Garal smiled. An actual smile, not just eir normal quirk of the mouth. “I’m sorry, Ingray,” e said. “You’re a nice kid, for an Aughskold. I didn’t want to lie to you but I didn’t see any other way.” And then, looking at the deputy chief, “She didn’t know. She found me on Tyr Siilas. I gave her a sob story, and she helped me get back to Hwae. Nice kid, like I said.”
“How could she know?” asked Deputy Chief Veret. “I barely believe it myself, and I’ve seen the data. How did you get out of Compassionate Removal?”
“I obviously never made it there to begin with,” said Garal—no, Pahlad. Calmly. Lying with such familiar smooth conviction. “I never intended to come back. Not at first. But I’ve decided I want to tell all of Hwae what I did with the Garseddai vestiges.”
And e knew. If e was really, actually Pahlad, e had to know what e had done with them. E had known the whole time e’d been talking about places they could pretend e’d left them. Ingray was trying to get her thoughts around that.
“Well,” said the deputy chief. “That’s as may be.

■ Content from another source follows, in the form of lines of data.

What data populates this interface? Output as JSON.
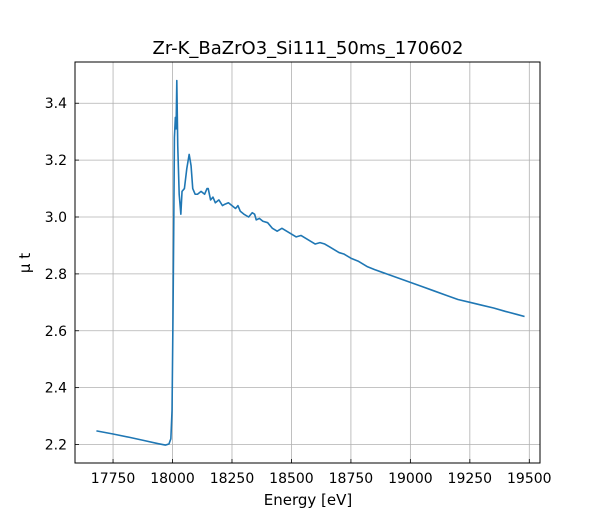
{
  "chart_data": {
    "type": "line",
    "title": "Zr-K_BaZrO3_Si111_50ms_170602",
    "xlabel": "Energy [eV]",
    "ylabel": "μ t",
    "xlim": [
      17590,
      19545
    ],
    "ylim": [
      2.135,
      3.545
    ],
    "xticks": [
      17750,
      18000,
      18250,
      18500,
      18750,
      19000,
      19250,
      19500
    ],
    "yticks": [
      2.2,
      2.4,
      2.6,
      2.8,
      3.0,
      3.2,
      3.4
    ],
    "xtick_labels": [
      "17750",
      "18000",
      "18250",
      "18500",
      "18750",
      "19000",
      "19250",
      "19500"
    ],
    "ytick_labels": [
      "2.2",
      "2.4",
      "2.6",
      "2.8",
      "3.0",
      "3.2",
      "3.4"
    ],
    "grid": true,
    "series": [
      {
        "color": "#1f77b4",
        "x": [
          17680,
          17750,
          17820,
          17880,
          17940,
          17970,
          17985,
          17993,
          17998,
          18002,
          18005,
          18008,
          18012,
          18015,
          18018,
          18022,
          18028,
          18035,
          18040,
          18050,
          18060,
          18070,
          18078,
          18085,
          18095,
          18105,
          18120,
          18135,
          18145,
          18150,
          18160,
          18170,
          18180,
          18195,
          18210,
          18220,
          18235,
          18250,
          18265,
          18275,
          18285,
          18300,
          18320,
          18335,
          18345,
          18352,
          18365,
          18380,
          18400,
          18420,
          18440,
          18460,
          18480,
          18500,
          18520,
          18540,
          18560,
          18580,
          18600,
          18620,
          18640,
          18660,
          18680,
          18700,
          18720,
          18750,
          18780,
          18800,
          18820,
          18850,
          18900,
          18950,
          19000,
          19050,
          19100,
          19150,
          19200,
          19250,
          19300,
          19350,
          19400,
          19450,
          19480
        ],
        "y": [
          2.248,
          2.237,
          2.225,
          2.214,
          2.203,
          2.198,
          2.202,
          2.22,
          2.32,
          2.65,
          2.95,
          3.28,
          3.35,
          3.31,
          3.48,
          3.25,
          3.08,
          3.01,
          3.09,
          3.1,
          3.17,
          3.22,
          3.18,
          3.1,
          3.08,
          3.08,
          3.09,
          3.08,
          3.1,
          3.1,
          3.06,
          3.07,
          3.05,
          3.06,
          3.04,
          3.045,
          3.05,
          3.04,
          3.03,
          3.04,
          3.02,
          3.01,
          3.0,
          3.015,
          3.01,
          2.99,
          2.995,
          2.985,
          2.98,
          2.96,
          2.95,
          2.96,
          2.95,
          2.94,
          2.93,
          2.935,
          2.925,
          2.915,
          2.905,
          2.91,
          2.905,
          2.895,
          2.885,
          2.875,
          2.87,
          2.855,
          2.845,
          2.835,
          2.825,
          2.815,
          2.8,
          2.785,
          2.77,
          2.755,
          2.74,
          2.725,
          2.71,
          2.7,
          2.69,
          2.68,
          2.668,
          2.657,
          2.65
        ]
      }
    ]
  }
}
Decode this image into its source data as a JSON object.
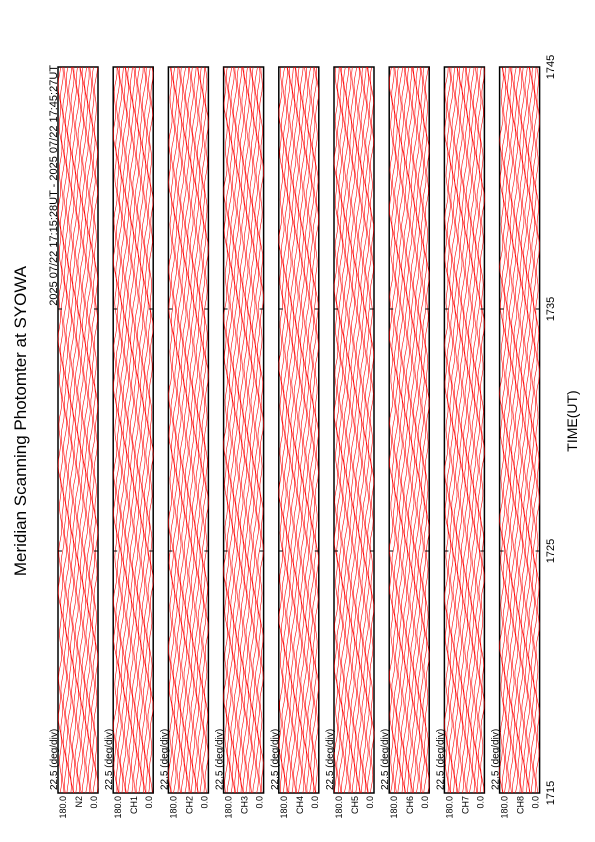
{
  "chart_data": {
    "type": "msp-stack",
    "title": "Meridian Scanning Photomter at SYOWA",
    "subtitle": "2025 07/22 17:15:28UT - 2025 07/22 17:45:27UT",
    "xlabel": "TIME(UT)",
    "xlim": [
      1715,
      1745
    ],
    "xticks": [
      1715,
      1725,
      1735,
      1745
    ],
    "color": "#ff0000",
    "panels": [
      {
        "channel": "N2",
        "top": "180.0",
        "bottom": "0.0",
        "scale": "22.5 (deg/div)"
      },
      {
        "channel": "CH1",
        "top": "180.0",
        "bottom": "0.0",
        "scale": "22.5 (deg/div)"
      },
      {
        "channel": "CH2",
        "top": "180.0",
        "bottom": "0.0",
        "scale": "22.5 (deg/div)"
      },
      {
        "channel": "CH3",
        "top": "180.0",
        "bottom": "0.0",
        "scale": "22.5 (deg/div)"
      },
      {
        "channel": "CH4",
        "top": "180.0",
        "bottom": "0.0",
        "scale": "22.5 (deg/div)"
      },
      {
        "channel": "CH5",
        "top": "180.0",
        "bottom": "0.0",
        "scale": "22.5 (deg/div)"
      },
      {
        "channel": "CH6",
        "top": "180.0",
        "bottom": "0.0",
        "scale": "22.5 (deg/div)"
      },
      {
        "channel": "CH7",
        "top": "180.0",
        "bottom": "0.0",
        "scale": "22.5 (deg/div)"
      },
      {
        "channel": "CH8",
        "top": "180.0",
        "bottom": "0.0",
        "scale": "22.5 (deg/div)"
      }
    ]
  }
}
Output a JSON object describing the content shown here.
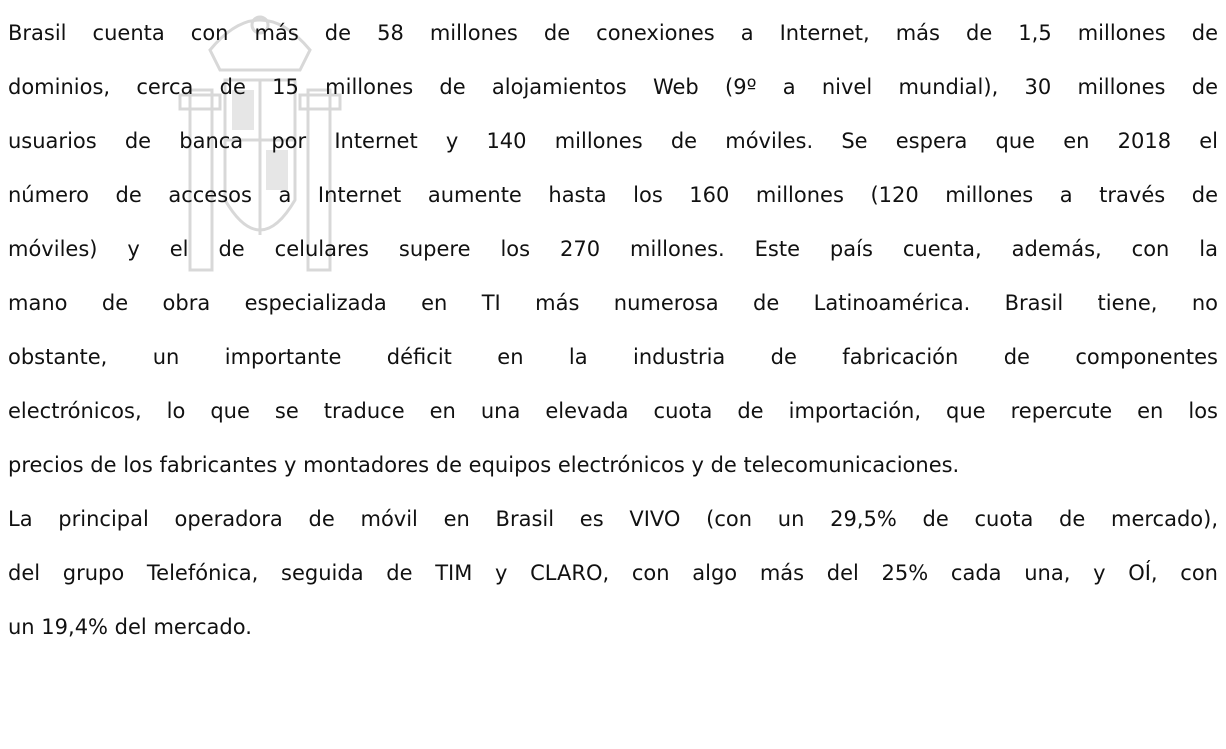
{
  "paragraphs": [
    {
      "lines": [
        "Brasil cuenta con más de 58 millones de conexiones a Internet, más de 1,5 millones de",
        "dominios, cerca de 15 millones de alojamientos Web (9º a nivel mundial), 30 millones de",
        "usuarios de banca por Internet y 140 millones de móviles. Se espera que en 2018 el",
        "número de accesos a Internet aumente hasta los 160 millones (120 millones a través de",
        "móviles) y el de celulares supere los 270 millones. Este país cuenta, además, con la",
        "mano de obra especializada en TI más numerosa de Latinoamérica. Brasil tiene, no",
        "obstante, un importante déficit en la industria de fabricación de componentes",
        "electrónicos, lo que se traduce en una elevada cuota de importación, que repercute en los",
        "precios de los fabricantes y montadores de equipos electrónicos y de telecomunicaciones."
      ]
    },
    {
      "lines": [
        "La principal operadora de móvil en Brasil es VIVO (con un 29,5% de cuota de mercado),",
        "del grupo Telefónica, seguida de TIM y CLARO, con algo más del 25% cada una, y OÍ, con",
        "un 19,4% del mercado."
      ]
    }
  ]
}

At the moment I’m most interested in the murder of Excellency Zat. It’s been difficult to piece together what must have happened, not least because I haven’t been able to find any reason anyone within kilometers of the parkland today would have wished her dead. Until your name came up.”
“But,” said Ingray, still feeling as though nothing around her was quite solid, not even the bench she sat on, “e was with me the whole time! We both watched Zat go up the hill, and Garal was never out of my sight after that until I went up the hill and found …”
“Yes,” agreed the deputy chief. “That is a problem. In fact, no one was near the deceased from the moment she went up the hill until you found her body, excellency. But she was certainly murdered. Stabbed through the heart with what was probably some sort of knife. And she’d been …” The deputy chief hesitated. “She’d been spiked to the rovingtree.” Ingray thought of Zat’s head pressed so firmly against the tree trunk, the blood at the corner of her mouth. “Presumably so that she’d stay sitting up. The spike was a marker stake. It’s used in construction, and also in various kinds of”—e hesitated, looking for a word or phrase—“historical excavation work. Zat’s mech was carrying six of them, she declared them on entering the system. But we don’t know where her mech went. We’re looking for it now. In the meantime we still need to understand why it was done. As I said, no one anywhere near seemed to have any reason to kill Excellency Zat. That is, until the name Pahlad Budrakim came up.”
“Ethiat,” Pahlad suggested, “doesn’t like the plan to dig up Eswae Parkland. Is it because he doesn’t like the idea of Excellency Zat trying to legitimize Omkem claims to a history in the system? Or does he object to the disruption to one of our planet’s beautiful natural areas?”
“Tearing up nature,” said Danach. Still sullen, but unable to resist a jibe at Prolocutor Budrakim. “He hasn’t said anything about the Omkem.”